I suppose I don’t really have a leg to stand on when I complain about my own children not getting along as my poor parents had to endure much worse. That being said, my siblings and I are perfectly well adjusted, happy individuals who have positive and healthy relationships with each other now…thirty years on! Crap! I really hope it doesn’t take that long for Ludoo and Flump to start getting along again.

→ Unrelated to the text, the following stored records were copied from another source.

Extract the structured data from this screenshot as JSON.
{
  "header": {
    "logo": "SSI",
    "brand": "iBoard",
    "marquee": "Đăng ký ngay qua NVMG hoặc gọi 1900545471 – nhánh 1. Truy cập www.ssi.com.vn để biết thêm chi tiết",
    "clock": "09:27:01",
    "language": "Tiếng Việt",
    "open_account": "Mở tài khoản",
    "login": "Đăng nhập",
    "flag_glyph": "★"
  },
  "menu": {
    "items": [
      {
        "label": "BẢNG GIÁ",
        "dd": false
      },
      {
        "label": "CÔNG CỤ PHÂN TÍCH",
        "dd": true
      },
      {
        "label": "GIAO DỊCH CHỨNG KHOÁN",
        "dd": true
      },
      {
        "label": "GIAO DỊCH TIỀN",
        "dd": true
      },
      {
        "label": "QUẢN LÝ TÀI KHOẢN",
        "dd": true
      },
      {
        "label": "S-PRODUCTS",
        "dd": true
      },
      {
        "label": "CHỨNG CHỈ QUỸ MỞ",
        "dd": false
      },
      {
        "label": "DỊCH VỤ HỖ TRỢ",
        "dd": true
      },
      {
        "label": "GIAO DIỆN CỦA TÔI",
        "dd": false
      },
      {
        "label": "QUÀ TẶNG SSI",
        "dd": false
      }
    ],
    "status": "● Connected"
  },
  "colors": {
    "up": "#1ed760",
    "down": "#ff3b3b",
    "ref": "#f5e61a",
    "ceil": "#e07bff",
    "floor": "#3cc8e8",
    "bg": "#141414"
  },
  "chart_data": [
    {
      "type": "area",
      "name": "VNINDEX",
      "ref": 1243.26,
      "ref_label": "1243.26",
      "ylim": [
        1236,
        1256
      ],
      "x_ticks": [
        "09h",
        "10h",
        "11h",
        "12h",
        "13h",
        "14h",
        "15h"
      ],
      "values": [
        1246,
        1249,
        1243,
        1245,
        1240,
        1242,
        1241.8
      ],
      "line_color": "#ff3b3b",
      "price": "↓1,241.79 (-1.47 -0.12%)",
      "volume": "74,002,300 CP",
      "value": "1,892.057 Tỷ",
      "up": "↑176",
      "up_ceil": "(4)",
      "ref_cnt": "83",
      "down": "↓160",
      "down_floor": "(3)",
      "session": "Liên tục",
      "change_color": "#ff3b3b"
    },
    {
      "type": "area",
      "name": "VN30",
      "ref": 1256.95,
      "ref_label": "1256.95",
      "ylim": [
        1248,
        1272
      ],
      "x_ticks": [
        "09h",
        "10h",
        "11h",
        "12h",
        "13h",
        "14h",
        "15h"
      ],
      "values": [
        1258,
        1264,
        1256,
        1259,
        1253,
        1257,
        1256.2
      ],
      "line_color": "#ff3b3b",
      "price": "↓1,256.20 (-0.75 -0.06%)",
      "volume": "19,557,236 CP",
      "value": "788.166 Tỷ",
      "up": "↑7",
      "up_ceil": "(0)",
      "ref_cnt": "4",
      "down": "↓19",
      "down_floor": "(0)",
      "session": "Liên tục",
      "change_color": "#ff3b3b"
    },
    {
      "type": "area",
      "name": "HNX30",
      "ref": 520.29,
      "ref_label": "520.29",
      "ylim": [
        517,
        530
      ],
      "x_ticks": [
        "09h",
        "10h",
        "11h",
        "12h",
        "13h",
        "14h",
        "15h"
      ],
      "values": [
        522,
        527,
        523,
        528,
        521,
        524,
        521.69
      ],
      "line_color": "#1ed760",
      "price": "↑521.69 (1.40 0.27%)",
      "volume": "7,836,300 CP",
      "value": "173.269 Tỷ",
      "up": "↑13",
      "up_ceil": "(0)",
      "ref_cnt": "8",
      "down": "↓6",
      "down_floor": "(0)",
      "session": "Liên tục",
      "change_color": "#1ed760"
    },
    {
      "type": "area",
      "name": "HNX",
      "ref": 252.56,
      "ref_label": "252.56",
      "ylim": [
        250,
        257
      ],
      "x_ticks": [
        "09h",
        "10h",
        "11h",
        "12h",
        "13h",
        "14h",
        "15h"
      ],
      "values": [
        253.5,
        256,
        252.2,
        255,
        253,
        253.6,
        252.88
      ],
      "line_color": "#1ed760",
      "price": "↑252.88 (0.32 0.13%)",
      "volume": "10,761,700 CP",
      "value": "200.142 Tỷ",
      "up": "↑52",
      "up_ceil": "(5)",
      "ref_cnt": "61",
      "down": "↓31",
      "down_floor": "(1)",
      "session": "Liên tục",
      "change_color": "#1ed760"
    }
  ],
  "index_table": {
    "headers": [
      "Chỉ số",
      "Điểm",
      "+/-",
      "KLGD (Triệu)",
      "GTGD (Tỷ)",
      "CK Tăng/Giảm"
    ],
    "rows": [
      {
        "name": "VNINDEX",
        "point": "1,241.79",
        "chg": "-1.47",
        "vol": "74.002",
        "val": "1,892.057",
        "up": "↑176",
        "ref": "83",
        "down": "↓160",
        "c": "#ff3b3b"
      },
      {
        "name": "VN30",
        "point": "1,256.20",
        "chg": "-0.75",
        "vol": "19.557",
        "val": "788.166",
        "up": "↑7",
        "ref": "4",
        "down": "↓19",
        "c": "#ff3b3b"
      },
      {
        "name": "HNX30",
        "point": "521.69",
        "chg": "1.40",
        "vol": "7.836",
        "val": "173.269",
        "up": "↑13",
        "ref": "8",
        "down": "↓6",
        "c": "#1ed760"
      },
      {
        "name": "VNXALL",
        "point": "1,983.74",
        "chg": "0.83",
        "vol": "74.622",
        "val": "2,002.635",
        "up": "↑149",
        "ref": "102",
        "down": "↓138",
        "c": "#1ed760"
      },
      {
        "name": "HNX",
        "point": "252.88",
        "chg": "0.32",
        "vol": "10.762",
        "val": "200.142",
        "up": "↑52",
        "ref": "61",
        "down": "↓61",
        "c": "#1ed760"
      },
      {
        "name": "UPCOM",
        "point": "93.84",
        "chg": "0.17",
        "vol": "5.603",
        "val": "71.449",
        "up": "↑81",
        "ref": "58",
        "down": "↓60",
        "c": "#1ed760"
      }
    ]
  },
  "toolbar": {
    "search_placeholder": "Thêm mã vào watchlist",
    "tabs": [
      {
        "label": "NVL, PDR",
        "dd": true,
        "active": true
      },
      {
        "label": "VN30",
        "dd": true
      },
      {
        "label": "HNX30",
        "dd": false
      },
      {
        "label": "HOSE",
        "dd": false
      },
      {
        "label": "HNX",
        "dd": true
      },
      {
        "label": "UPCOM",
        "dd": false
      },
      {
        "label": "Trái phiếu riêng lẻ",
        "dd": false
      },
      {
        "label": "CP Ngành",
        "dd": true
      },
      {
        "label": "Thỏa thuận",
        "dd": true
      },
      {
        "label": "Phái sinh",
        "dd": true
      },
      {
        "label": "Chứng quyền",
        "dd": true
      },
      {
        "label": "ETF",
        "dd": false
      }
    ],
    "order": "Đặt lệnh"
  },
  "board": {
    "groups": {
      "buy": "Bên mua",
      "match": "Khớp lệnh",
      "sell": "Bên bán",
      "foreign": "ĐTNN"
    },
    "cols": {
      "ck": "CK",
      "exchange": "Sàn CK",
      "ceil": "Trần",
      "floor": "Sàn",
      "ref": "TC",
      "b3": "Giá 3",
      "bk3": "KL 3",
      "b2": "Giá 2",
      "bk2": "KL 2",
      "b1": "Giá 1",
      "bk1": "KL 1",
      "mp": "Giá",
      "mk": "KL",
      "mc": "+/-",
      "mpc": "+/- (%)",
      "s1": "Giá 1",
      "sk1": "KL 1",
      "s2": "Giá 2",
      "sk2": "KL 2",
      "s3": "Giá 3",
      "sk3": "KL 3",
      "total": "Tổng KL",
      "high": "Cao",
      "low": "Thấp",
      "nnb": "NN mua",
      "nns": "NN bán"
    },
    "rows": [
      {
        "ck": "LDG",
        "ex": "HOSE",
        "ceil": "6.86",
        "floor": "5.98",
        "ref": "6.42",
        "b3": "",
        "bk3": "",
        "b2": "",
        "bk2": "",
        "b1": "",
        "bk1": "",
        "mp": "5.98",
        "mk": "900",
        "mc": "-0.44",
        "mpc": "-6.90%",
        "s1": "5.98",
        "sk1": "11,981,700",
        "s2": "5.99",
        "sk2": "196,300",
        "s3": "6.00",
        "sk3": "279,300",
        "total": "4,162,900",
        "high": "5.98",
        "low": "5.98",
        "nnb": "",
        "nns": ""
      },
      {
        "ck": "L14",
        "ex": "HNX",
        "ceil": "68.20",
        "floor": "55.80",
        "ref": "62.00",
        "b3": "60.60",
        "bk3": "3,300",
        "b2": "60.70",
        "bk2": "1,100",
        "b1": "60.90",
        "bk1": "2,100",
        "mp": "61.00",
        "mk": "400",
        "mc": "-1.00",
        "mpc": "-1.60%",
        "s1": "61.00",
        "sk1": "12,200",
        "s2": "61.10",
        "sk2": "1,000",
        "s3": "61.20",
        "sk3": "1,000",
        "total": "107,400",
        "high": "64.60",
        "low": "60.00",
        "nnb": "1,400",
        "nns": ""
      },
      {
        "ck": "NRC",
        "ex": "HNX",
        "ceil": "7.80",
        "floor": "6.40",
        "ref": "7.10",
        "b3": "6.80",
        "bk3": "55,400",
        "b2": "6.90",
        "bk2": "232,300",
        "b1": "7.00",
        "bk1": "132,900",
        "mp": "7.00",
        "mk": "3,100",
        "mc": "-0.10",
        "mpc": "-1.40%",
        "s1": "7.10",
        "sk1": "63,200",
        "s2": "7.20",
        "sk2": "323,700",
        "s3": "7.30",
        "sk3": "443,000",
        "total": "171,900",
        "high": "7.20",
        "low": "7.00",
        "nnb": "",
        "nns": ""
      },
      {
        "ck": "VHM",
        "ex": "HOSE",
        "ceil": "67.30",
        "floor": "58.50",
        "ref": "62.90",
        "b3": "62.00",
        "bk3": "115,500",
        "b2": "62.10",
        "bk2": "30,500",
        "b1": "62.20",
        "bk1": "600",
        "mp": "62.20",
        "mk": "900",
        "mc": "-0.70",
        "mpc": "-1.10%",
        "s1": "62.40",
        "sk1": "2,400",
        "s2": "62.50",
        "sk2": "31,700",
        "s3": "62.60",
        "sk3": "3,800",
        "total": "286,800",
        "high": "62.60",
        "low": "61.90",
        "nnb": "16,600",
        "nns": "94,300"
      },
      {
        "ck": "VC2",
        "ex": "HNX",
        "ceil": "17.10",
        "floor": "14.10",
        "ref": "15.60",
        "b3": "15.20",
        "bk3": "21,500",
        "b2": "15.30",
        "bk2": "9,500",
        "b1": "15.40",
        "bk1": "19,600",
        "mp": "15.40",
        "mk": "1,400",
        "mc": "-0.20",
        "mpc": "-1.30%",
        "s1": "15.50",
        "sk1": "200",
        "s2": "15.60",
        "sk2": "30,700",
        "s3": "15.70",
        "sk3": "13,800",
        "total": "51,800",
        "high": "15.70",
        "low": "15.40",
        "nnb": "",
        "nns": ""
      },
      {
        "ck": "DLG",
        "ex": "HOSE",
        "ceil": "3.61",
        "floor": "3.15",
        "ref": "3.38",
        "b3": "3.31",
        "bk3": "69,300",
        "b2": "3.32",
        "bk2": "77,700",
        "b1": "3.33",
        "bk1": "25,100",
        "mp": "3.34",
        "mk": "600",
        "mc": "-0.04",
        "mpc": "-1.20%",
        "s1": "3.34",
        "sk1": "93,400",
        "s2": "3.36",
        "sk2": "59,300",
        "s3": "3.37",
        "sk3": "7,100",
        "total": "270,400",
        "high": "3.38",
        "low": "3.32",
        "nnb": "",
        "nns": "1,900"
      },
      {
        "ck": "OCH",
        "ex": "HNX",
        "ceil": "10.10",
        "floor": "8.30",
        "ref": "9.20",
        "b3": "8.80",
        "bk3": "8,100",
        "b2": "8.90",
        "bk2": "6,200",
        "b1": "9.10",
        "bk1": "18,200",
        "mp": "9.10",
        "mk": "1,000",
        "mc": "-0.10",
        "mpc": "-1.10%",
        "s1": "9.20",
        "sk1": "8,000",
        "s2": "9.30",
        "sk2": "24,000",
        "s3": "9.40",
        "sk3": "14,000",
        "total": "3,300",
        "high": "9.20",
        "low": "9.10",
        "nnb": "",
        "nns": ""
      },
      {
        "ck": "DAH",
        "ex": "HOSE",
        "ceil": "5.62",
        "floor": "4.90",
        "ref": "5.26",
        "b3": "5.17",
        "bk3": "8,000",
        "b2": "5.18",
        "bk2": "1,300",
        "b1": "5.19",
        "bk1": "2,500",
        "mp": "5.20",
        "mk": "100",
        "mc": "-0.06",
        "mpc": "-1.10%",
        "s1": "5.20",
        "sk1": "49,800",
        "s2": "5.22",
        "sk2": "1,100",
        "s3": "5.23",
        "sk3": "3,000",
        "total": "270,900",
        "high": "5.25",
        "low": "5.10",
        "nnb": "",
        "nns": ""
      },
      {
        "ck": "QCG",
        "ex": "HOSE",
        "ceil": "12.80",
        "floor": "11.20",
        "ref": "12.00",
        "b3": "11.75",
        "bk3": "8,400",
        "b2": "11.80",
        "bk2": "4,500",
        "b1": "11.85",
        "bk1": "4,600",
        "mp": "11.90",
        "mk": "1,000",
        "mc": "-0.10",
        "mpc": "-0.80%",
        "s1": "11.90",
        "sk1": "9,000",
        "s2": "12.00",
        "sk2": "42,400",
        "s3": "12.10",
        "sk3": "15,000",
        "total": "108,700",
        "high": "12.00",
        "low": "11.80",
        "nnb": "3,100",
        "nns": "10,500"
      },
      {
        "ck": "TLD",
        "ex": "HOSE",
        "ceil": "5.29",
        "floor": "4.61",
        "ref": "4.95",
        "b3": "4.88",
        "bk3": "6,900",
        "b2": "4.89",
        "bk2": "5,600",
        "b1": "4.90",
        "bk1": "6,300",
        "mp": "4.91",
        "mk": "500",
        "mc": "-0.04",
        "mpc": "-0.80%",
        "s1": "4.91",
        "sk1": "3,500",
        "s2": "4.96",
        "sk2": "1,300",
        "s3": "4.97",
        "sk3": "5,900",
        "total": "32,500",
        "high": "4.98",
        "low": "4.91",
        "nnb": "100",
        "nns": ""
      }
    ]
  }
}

Of course it’s completely normal for siblings to quarrel and as long as they aren’t having a punch up my philosophy is to not intervene and give them the opportunity to resolve things themselves.  But very young children (like my own) often need help resolving conflict and managing their emotions. Finding a way to encourage them to work as a team (someone suggested a ‘Teamwork Jar’ where you can add and deduct coins for good/bad teamwork), as well as not taking sides are both excellent starting points.  I’m hopeful my two monkeys will revert to being friends again soon but in the meantime I’m going to invest in a really good pair of headphones to drown out the screaming and work on my scary, threatening voice. Of course we all want to equip our kids with the right life skills and develop their emotional intelligence, but sometimes (okay, quite often) we just have to ignore, threaten and repeat.  Eventually they should just wear themselves out.